The Supreme Court may decide as early as this week whether to review the legal issues raised by the Justice Department's long and bizarre feud with Griesa.

Bell is willing to risk being cited for contempt for failing to comply with Griesa's order, aides say, because he fears identifying informants in this civil case would create a harmful precedent and scare off others who might cooperate with law enforcement officials.

Leonard Boudin, attorney for the Socialist Workers Party, the group that filed the multimillion-dollar damage suit, calls Bell's claim melodramatic and its legal basis fictitious. "That order isn't directed at Bell, but the FBI," he said in a recent phone interview.

The SWP suit has been dragging on since 1973, while attorneys for the two sides argued about access to FBI files on 1,300 informants who spied on the small radical politcal group since 1938.

The feud between the Justice Department and Griesa escalated earlier this year when the Manhattan judge threatened to hold FBI officials in contempt if they refused to comply with his order to turn over to Boudin files on 18 informants.

When the 2nd U.S. Circuit Court of Appeals refused to review the order because it was not a final decision in the case, Bell - as custodian of the FBI files - petitioned the Supreme Court.
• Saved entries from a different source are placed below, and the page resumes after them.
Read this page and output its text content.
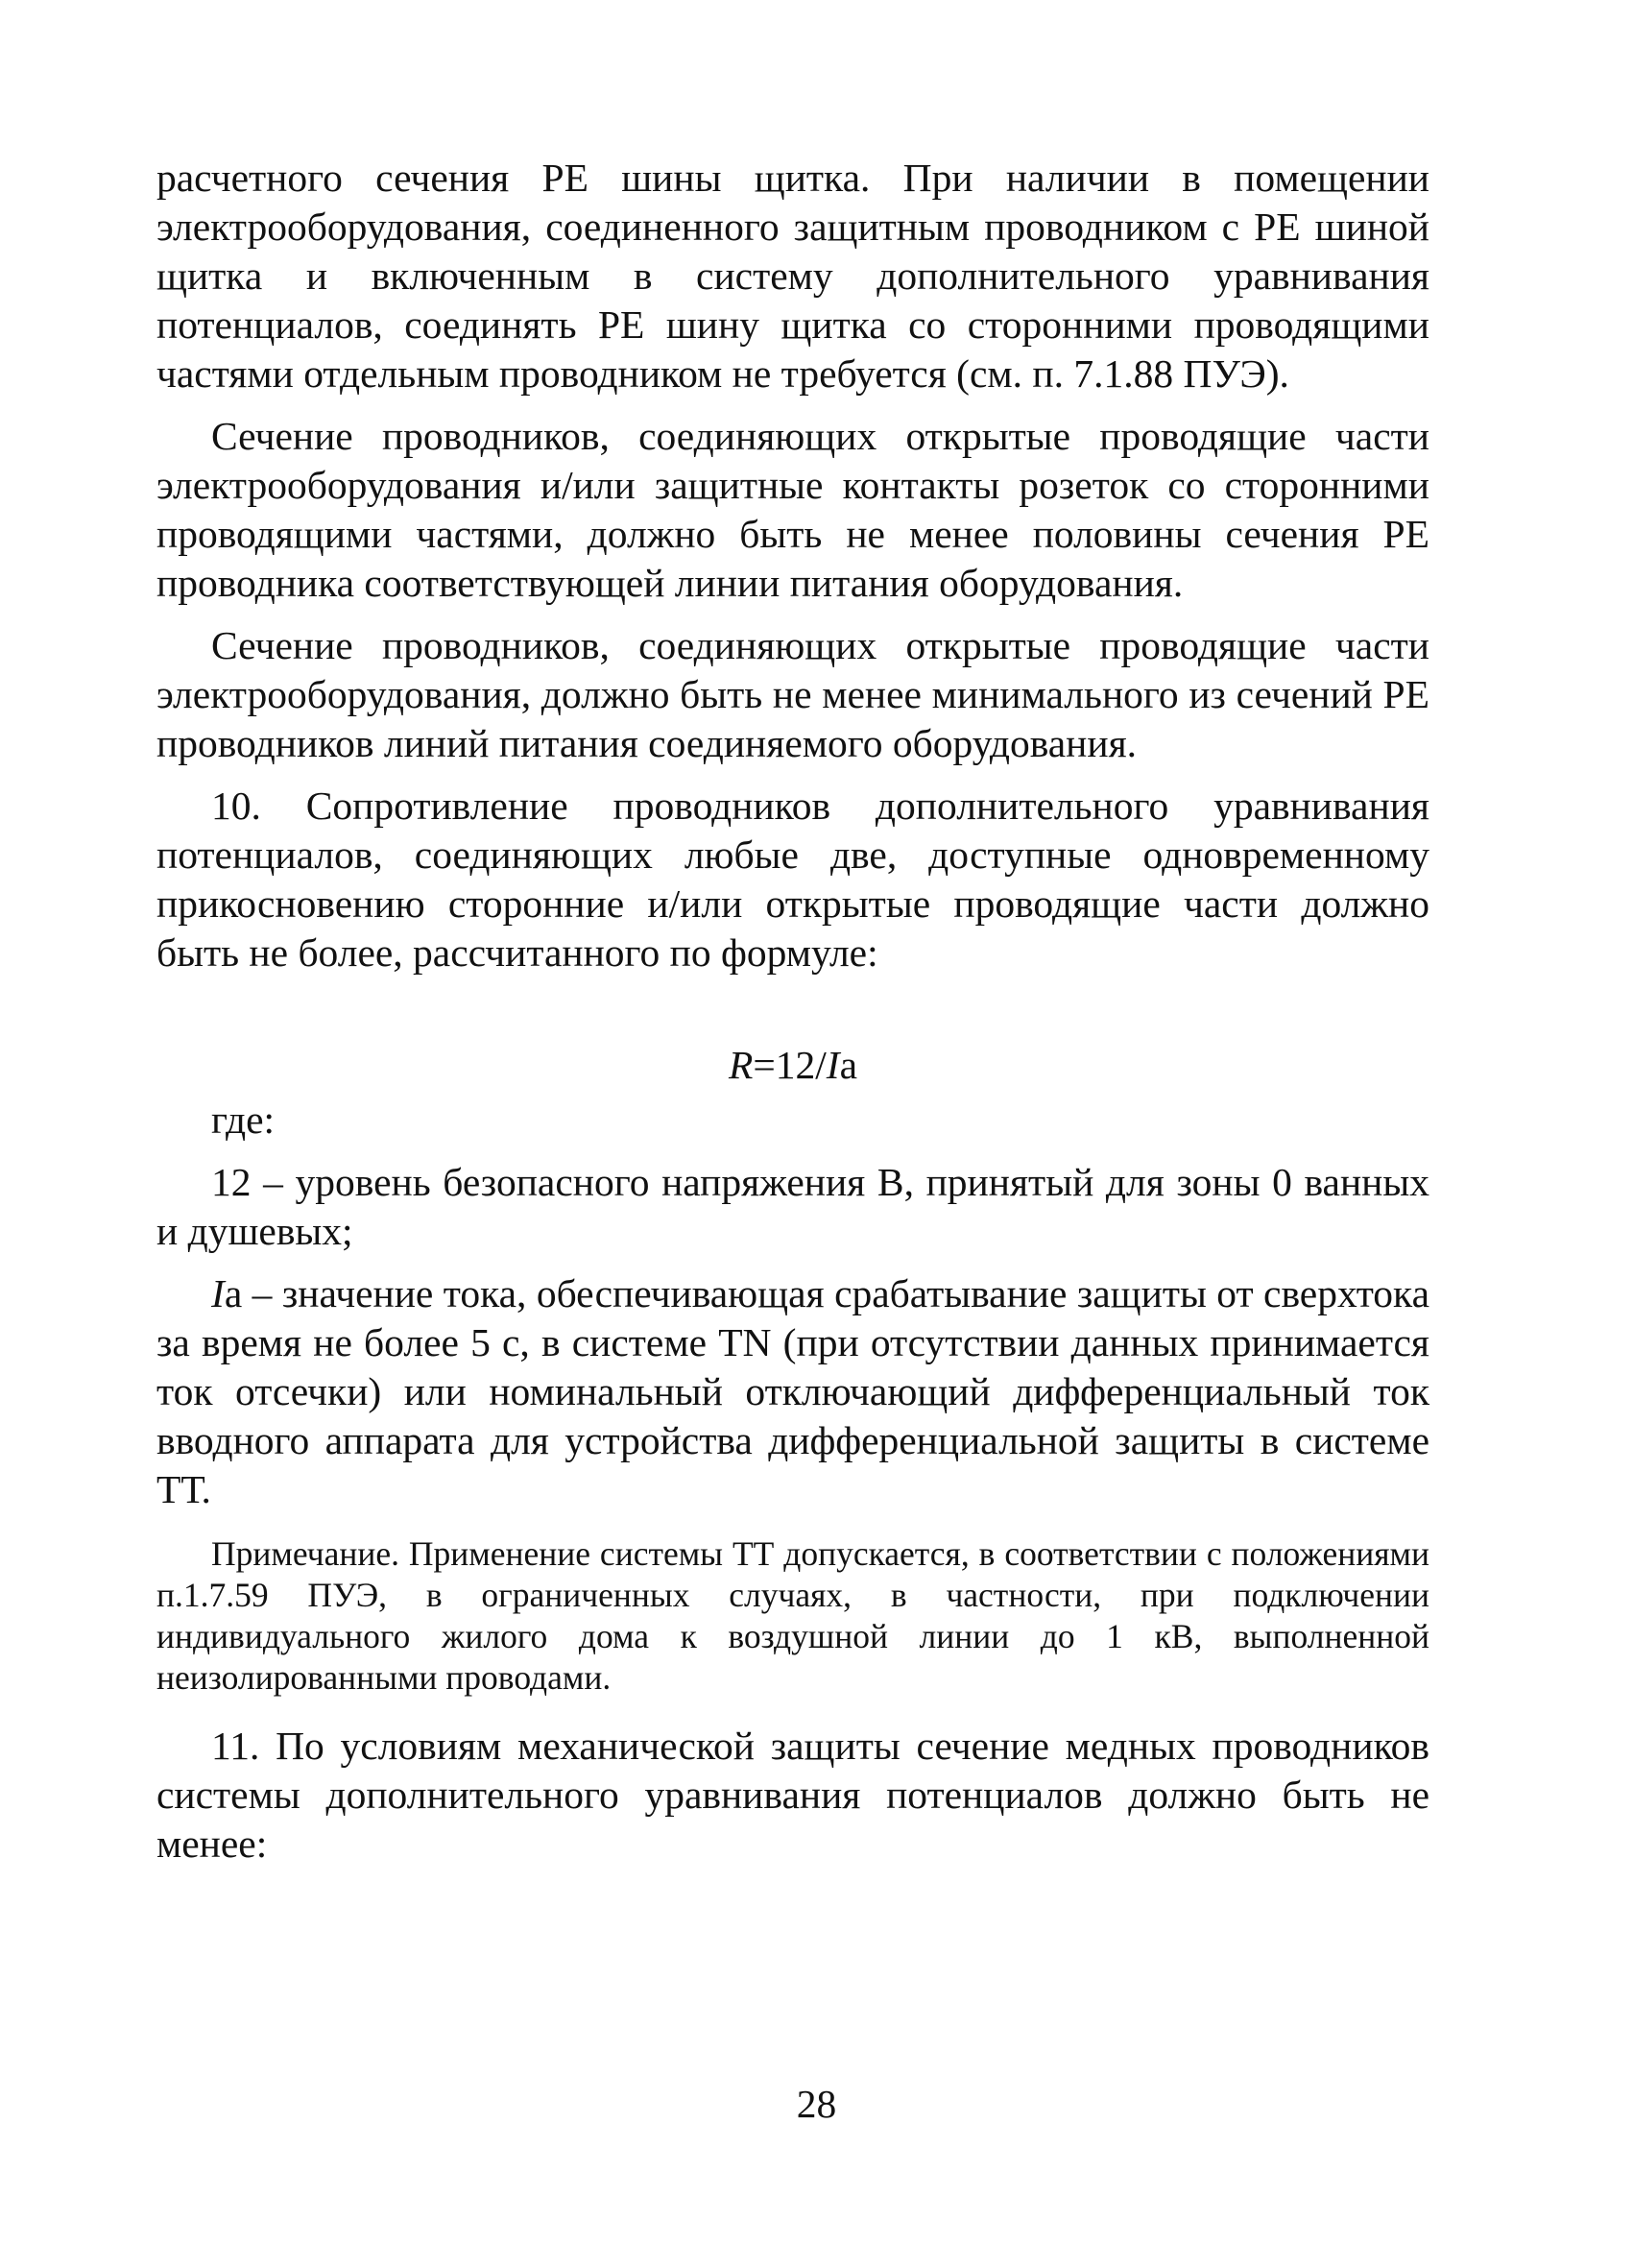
расчетного сечения РЕ шины щитка. При наличии в помещении электрооборудования, соединенного защитным проводником с РЕ шиной щитка и включенным в систему дополнительного уравнивания потенциалов, соединять РЕ шину щитка со сторонними проводящими частями отдельным проводником не требуется (см. п. 7.1.88 ПУЭ).

Сечение проводников, соединяющих открытые проводящие части электрооборудования и/или защитные контакты розеток со сторонними проводящими частями, должно быть не менее половины сечения РЕ проводника соответствующей линии питания оборудования.

Сечение проводников, соединяющих открытые проводящие части электрооборудования, должно быть не менее минимального из сечений РЕ проводников линий питания соединяемого оборудования.

10. Сопротивление проводников дополнительного уравнивания потенциалов, соединяющих любые две, доступные одновременному прикосновению сторонние и/или открытые проводящие части должно быть не более, рассчитанного по формуле:

R=12/Ia

где:

12 – уровень безопасного напряжения В, принятый для зоны 0 ванных и душевых;

Iа – значение тока, обеспечивающая срабатывание защиты от сверхтока за время не более 5 с, в системе TN (при отсутствии данных принимается ток отсечки) или номинальный отключающий дифференциальный ток вводного аппарата для устройства дифференциальной защиты в системе ТТ.

Примечание. Применение системы ТТ допускается, в соответствии с положениями п.1.7.59 ПУЭ, в ограниченных случаях, в частности, при подключении индивидуального жилого дома к воздушной линии до 1 кВ, выполненной неизолированными проводами.

11. По условиям механической защиты сечение медных проводников системы дополнительного уравнивания потенциалов должно быть не менее:

28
"The attorney general is prepared not to comply with the district court's order in this case, if that is necessary to permit appellate review," the brief by Solicitor General Wade H. McCree Jr. said. "But it would be pointless to require the attorney general to take that formal step, which could only lead to confrontation between two branches of the government.
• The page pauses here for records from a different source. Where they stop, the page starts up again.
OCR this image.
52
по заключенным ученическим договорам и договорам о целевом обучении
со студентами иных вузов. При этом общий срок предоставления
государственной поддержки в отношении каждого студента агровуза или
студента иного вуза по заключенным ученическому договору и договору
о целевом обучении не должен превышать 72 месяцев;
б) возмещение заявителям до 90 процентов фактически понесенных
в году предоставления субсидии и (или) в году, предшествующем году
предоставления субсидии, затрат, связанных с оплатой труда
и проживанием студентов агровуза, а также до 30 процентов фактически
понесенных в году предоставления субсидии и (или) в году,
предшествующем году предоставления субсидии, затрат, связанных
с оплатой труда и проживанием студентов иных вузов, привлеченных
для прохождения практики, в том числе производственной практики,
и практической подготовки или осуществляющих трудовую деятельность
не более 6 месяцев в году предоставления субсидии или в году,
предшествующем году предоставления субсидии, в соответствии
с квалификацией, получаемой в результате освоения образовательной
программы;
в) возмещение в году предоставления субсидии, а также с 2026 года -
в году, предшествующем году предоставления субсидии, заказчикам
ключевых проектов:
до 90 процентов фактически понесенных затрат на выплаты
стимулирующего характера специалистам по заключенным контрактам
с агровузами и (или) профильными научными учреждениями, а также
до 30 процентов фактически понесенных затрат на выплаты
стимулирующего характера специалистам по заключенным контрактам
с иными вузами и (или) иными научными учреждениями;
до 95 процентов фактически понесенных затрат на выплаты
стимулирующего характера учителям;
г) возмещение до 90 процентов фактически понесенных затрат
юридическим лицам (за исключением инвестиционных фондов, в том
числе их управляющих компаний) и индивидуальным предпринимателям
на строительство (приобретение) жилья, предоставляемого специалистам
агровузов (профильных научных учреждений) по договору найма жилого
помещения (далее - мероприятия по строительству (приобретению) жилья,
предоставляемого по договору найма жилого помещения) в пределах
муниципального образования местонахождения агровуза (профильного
"Moreover, it would be unseemly for the chief law enforcement officer of the United States, sworn to uphold and obey the law, publicly to disobey a court as the price of obtaining review of a ruling he belives to be both unsound and certain to harm the proper functioning of government."

To support its claim that the confidentiality of informants is "privileged" and shouldn't be revealed, Justice cited the case where then-president Nixon got an early Supreme Court review of his fight to keep the Watergate tapes out of the hands of special prosecutor Leon Jaworski.

Boudin replied in his brief that the reference to Nixon is "frivolous" because no order has yet been directed at Bell and because Cabinet officers do not have the legal standing of the president.

Griesa also was critical of the Justice brief. He hauled Bell's attorneys into his courtroom in April for a long recitation of "some things . . . which I think the government might wish to correct."

He all but accused Assistant U.S. Attorney Thomas E. Moseley of deliberately trying to confuse the facts of the case. He charged that the Justice brief had omitted pertinent court rulings and overstated the usefulness of previously disclosed FBI documents.

"The government is well aware that none of the depositions and document discovery thus far was intended to cover the FBI informant question," he said.

McCree filed a transcript of that hearing as a supplement to his original brief, but has decided not to answer Griesa's charges further. "We didn't want to get in a spitting match with a federal judge," one Justice official said.